O ministro das Finanças deixou ainda para a troika outro anúncio: o Governo vai transferir para o Estado o fundo de pensões dos bancários, recorrendo assim a um expediente extraordinário já usado por governos anteriores para travar derrapagens no défice. Foi o caso, no ano passado, da transferência dos fundos da Portugal Telecom ou, antes disso, dos do CTT, da ANA ou da Caixa Geral de Depósitos.

O chefe de missão da CE, Jürgen Kröger, explicou ontem que a integração do fundo de pensões dos bancários será feita de forma progressiva, começando este ano e devendo estar concluída no próximo. O impacto orçamental em 2012 não foi divulgado, mas, este ano, esta receita extraordinária permitirá "pagar" o BPN e a Madeira - ou seja, quase 600 milhões.

No primeiro caso, o Estado terá de injectar 320 milhões para recapitalizar o banco, no âmbito do processo de reprivatização. No caso da Madeira, a troika não explicou o que estava em causa, mas Jürgen Kröger lançou críticas ao Governo regional, dizendo que tem de ser posto em prática um programa de controlo orçamental na região. A resposta do Governo de Alberto João Jardim não se fez esperar, dizendo que o desequilíbrio podia ser menor "se fosse mais ampla a autonomia política".

A origem do desvio

Com mais de 80 por cento do desvio orçamental a ser coberto por aumento de receitas, o Governo terá de anunciar apenas 343 milhões de euros em cortes de despesa.

Uma foi já conhecida ontem - o congelamento das progressões no regime remuneratório dos militares e das forças de segurança. Trata-se, contudo, de evitar "a perpetuação de uma situação de irregularidade", já que as hierarquias dos ministérios da Administração Interna e da Defesa decidiram progressões na carreira este ano, ao arrepio do que estava fixado no Orçamento do Estado de 2011.

Para cobrir a parte que falta do desvio, a CE revelou ontem que o executivo vai antecipar concessões, sem ter especificado quais ou o seu valor. Isto significa que, em última instância, se as concessões completarem o montante em falta, o Governo pode cobrir o desvio orçamental sem precisar de fazer cortes do lado da despesa, algo que contraria as declarações inicialmente feitas por Vítor Gaspar, que se comprometeu em repartir equitativamente o esforço orçamental entre a receita e a despesa.

Vítor Gaspar confirmou ontem um desvio de 1,1 por cento face à meta do défice (5,9 por cento do PIB este ano), mas deixou para a troika as explicações sobre a sua origem. "Houve uma sobrestimação das receitas no sector da justiça e nos dividendos" e "alguns fundos foram desviados para pagar salários de professores", disse Jürgen Kröger.

A isso juntou-se a insuficiência dos orçamentos para as remunerações em alguns ministérios, de que o ministro já tinha falado, bem como uma contracção em 500 milhões das receitas fiscais, provavelmente devido à recessão.

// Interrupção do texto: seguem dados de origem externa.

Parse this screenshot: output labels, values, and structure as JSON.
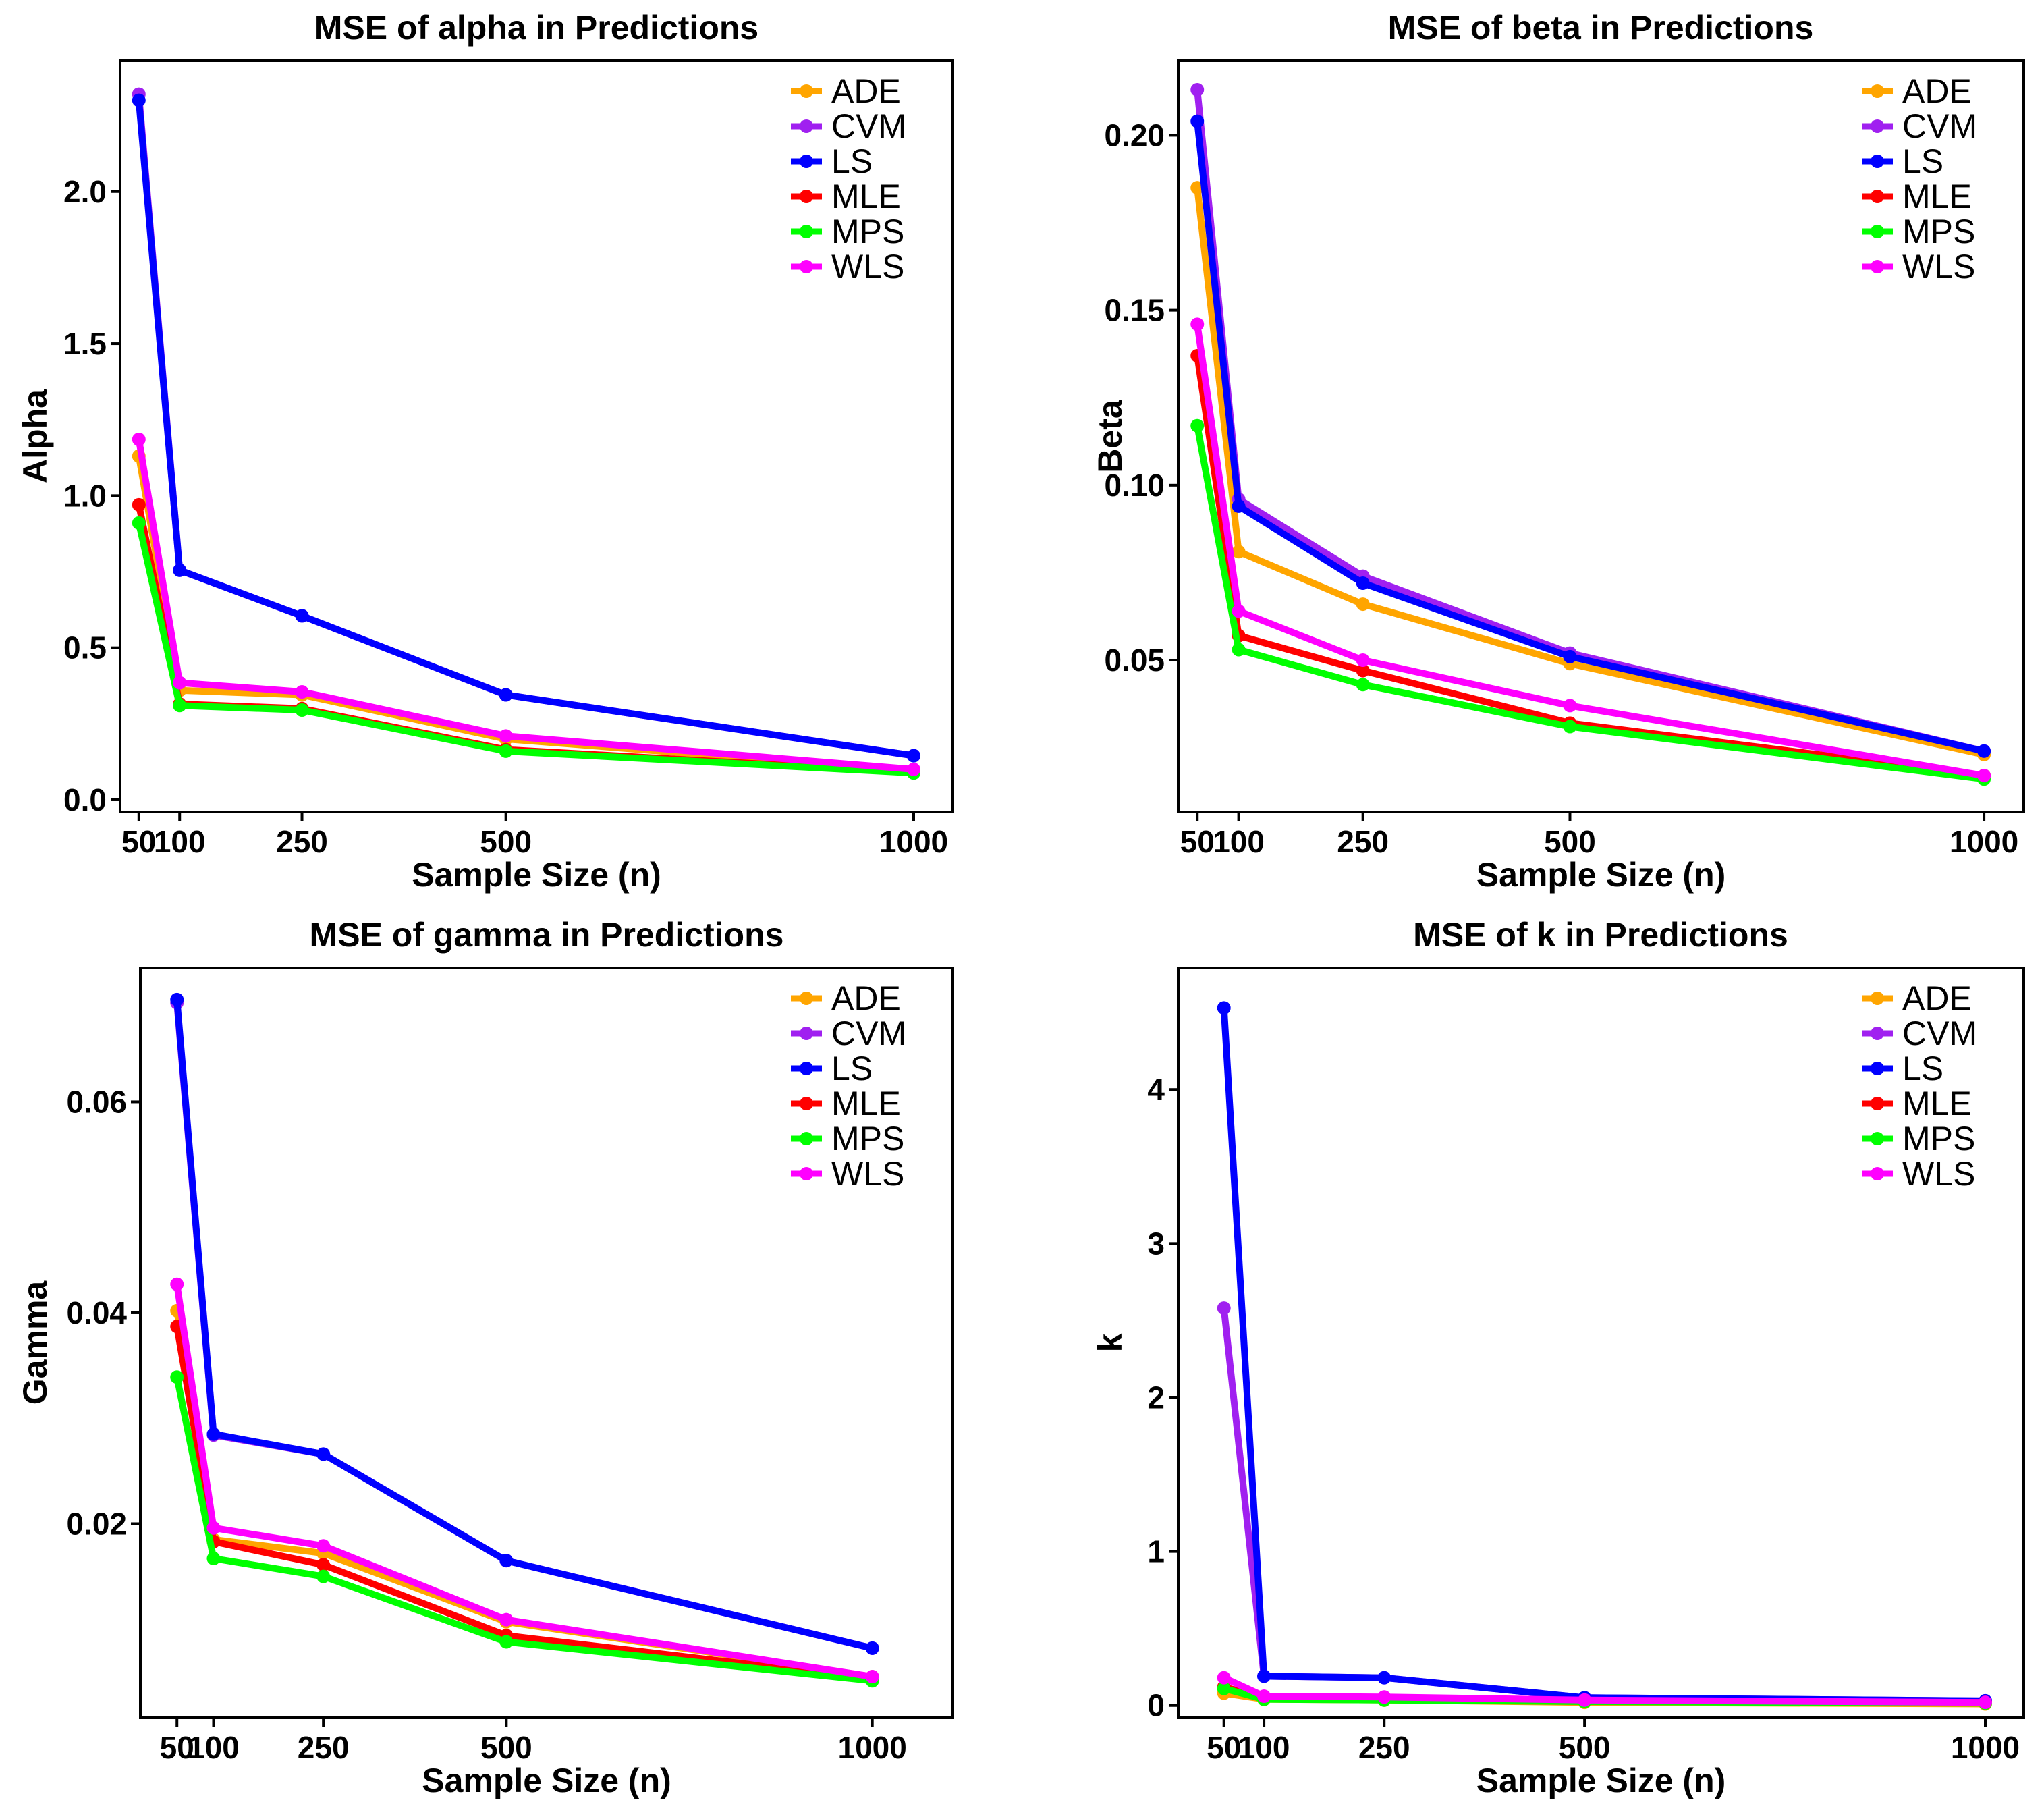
{
  "chart_data": [
    {
      "type": "line",
      "title": "MSE of alpha in Predictions",
      "xlabel": "Sample Size (n)",
      "ylabel": "Alpha",
      "x": [
        50,
        100,
        250,
        500,
        1000
      ],
      "xticks": [
        "50",
        "100",
        "250",
        "500",
        "1000"
      ],
      "xlim": [
        27,
        1048
      ],
      "yticks": [
        "0.0",
        "0.5",
        "1.0",
        "1.5",
        "2.0"
      ],
      "ytick_values": [
        0.0,
        0.5,
        1.0,
        1.5,
        2.0
      ],
      "ylim": [
        -0.04,
        2.43
      ],
      "series": [
        {
          "name": "ADE",
          "color": "#FFA500",
          "values": [
            1.13,
            0.36,
            0.345,
            0.2,
            0.095
          ]
        },
        {
          "name": "CVM",
          "color": "#A020F0",
          "values": [
            2.32,
            0.755,
            0.605,
            0.345,
            0.145
          ]
        },
        {
          "name": "LS",
          "color": "#0000FF",
          "values": [
            2.3,
            0.755,
            0.605,
            0.345,
            0.145
          ]
        },
        {
          "name": "MLE",
          "color": "#FF0000",
          "values": [
            0.97,
            0.315,
            0.3,
            0.165,
            0.09
          ]
        },
        {
          "name": "MPS",
          "color": "#00FF00",
          "values": [
            0.91,
            0.31,
            0.295,
            0.16,
            0.088
          ]
        },
        {
          "name": "WLS",
          "color": "#FF00FF",
          "values": [
            1.185,
            0.385,
            0.355,
            0.21,
            0.1
          ]
        }
      ]
    },
    {
      "type": "line",
      "title": "MSE of beta in Predictions",
      "xlabel": "Sample Size (n)",
      "ylabel": "Beta",
      "x": [
        50,
        100,
        250,
        500,
        1000
      ],
      "xticks": [
        "50",
        "100",
        "250",
        "500",
        "1000"
      ],
      "xlim": [
        27,
        1048
      ],
      "yticks": [
        "0.05",
        "0.10",
        "0.15",
        "0.20"
      ],
      "ytick_values": [
        0.05,
        0.1,
        0.15,
        0.2
      ],
      "ylim": [
        0.0066,
        0.2213
      ],
      "series": [
        {
          "name": "ADE",
          "color": "#FFA500",
          "values": [
            0.185,
            0.081,
            0.066,
            0.049,
            0.023
          ]
        },
        {
          "name": "CVM",
          "color": "#A020F0",
          "values": [
            0.213,
            0.096,
            0.074,
            0.052,
            0.024
          ]
        },
        {
          "name": "LS",
          "color": "#0000FF",
          "values": [
            0.204,
            0.094,
            0.072,
            0.051,
            0.024
          ]
        },
        {
          "name": "MLE",
          "color": "#FF0000",
          "values": [
            0.137,
            0.057,
            0.047,
            0.032,
            0.017
          ]
        },
        {
          "name": "MPS",
          "color": "#00FF00",
          "values": [
            0.117,
            0.053,
            0.043,
            0.031,
            0.016
          ]
        },
        {
          "name": "WLS",
          "color": "#FF00FF",
          "values": [
            0.146,
            0.064,
            0.05,
            0.037,
            0.017
          ]
        }
      ]
    },
    {
      "type": "line",
      "title": "MSE of gamma in Predictions",
      "xlabel": "Sample Size (n)",
      "ylabel": "Gamma",
      "x": [
        50,
        100,
        250,
        500,
        1000
      ],
      "xticks": [
        "50",
        "100",
        "250",
        "500",
        "1000"
      ],
      "xlim": [
        0,
        1110
      ],
      "yticks": [
        "0.02",
        "0.04",
        "0.06"
      ],
      "ytick_values": [
        0.02,
        0.04,
        0.06
      ],
      "ylim": [
        0.0016,
        0.0727
      ],
      "series": [
        {
          "name": "ADE",
          "color": "#FFA500",
          "values": [
            0.0402,
            0.0185,
            0.0172,
            0.0107,
            0.0055
          ]
        },
        {
          "name": "CVM",
          "color": "#A020F0",
          "values": [
            0.0694,
            0.0284,
            0.0266,
            0.0165,
            0.0082
          ]
        },
        {
          "name": "LS",
          "color": "#0000FF",
          "values": [
            0.0697,
            0.0285,
            0.0266,
            0.0165,
            0.0082
          ]
        },
        {
          "name": "MLE",
          "color": "#FF0000",
          "values": [
            0.0387,
            0.0183,
            0.0161,
            0.0094,
            0.0053
          ]
        },
        {
          "name": "MPS",
          "color": "#00FF00",
          "values": [
            0.0339,
            0.0167,
            0.015,
            0.0088,
            0.0051
          ]
        },
        {
          "name": "WLS",
          "color": "#FF00FF",
          "values": [
            0.0427,
            0.0196,
            0.0179,
            0.0109,
            0.0055
          ]
        }
      ]
    },
    {
      "type": "line",
      "title": "MSE of k in Predictions",
      "xlabel": "Sample Size (n)",
      "ylabel": "k",
      "x": [
        50,
        100,
        250,
        500,
        1000
      ],
      "xticks": [
        "50",
        "100",
        "250",
        "500",
        "1000"
      ],
      "xlim": [
        -7,
        1048
      ],
      "yticks": [
        "0",
        "1",
        "2",
        "3",
        "4"
      ],
      "ytick_values": [
        0,
        1,
        2,
        3,
        4
      ],
      "ylim": [
        -0.08,
        4.79
      ],
      "series": [
        {
          "name": "ADE",
          "color": "#FFA500",
          "values": [
            0.08,
            0.04,
            0.035,
            0.02,
            0.01
          ]
        },
        {
          "name": "CVM",
          "color": "#A020F0",
          "values": [
            2.58,
            0.19,
            0.18,
            0.05,
            0.03
          ]
        },
        {
          "name": "LS",
          "color": "#0000FF",
          "values": [
            4.53,
            0.19,
            0.18,
            0.05,
            0.03
          ]
        },
        {
          "name": "MLE",
          "color": "#FF0000",
          "values": [
            0.12,
            0.05,
            0.04,
            0.03,
            0.02
          ]
        },
        {
          "name": "MPS",
          "color": "#00FF00",
          "values": [
            0.11,
            0.04,
            0.035,
            0.025,
            0.015
          ]
        },
        {
          "name": "WLS",
          "color": "#FF00FF",
          "values": [
            0.18,
            0.06,
            0.055,
            0.035,
            0.02
          ]
        }
      ]
    }
  ]
}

E, por fim, o desvio da Madeira e a recapitalização do BPN.

Ontem, em entrevista à TVI, o líder da missão do FMI, Poul Thomsen, admitiu que "o controlo das despesas não aconteceu como esperávamos". "Foi um ano de eleições, os políticos estavam ocupados", ironizou. Mas deixou uma mensagem de confiança: "Vamos recuperar".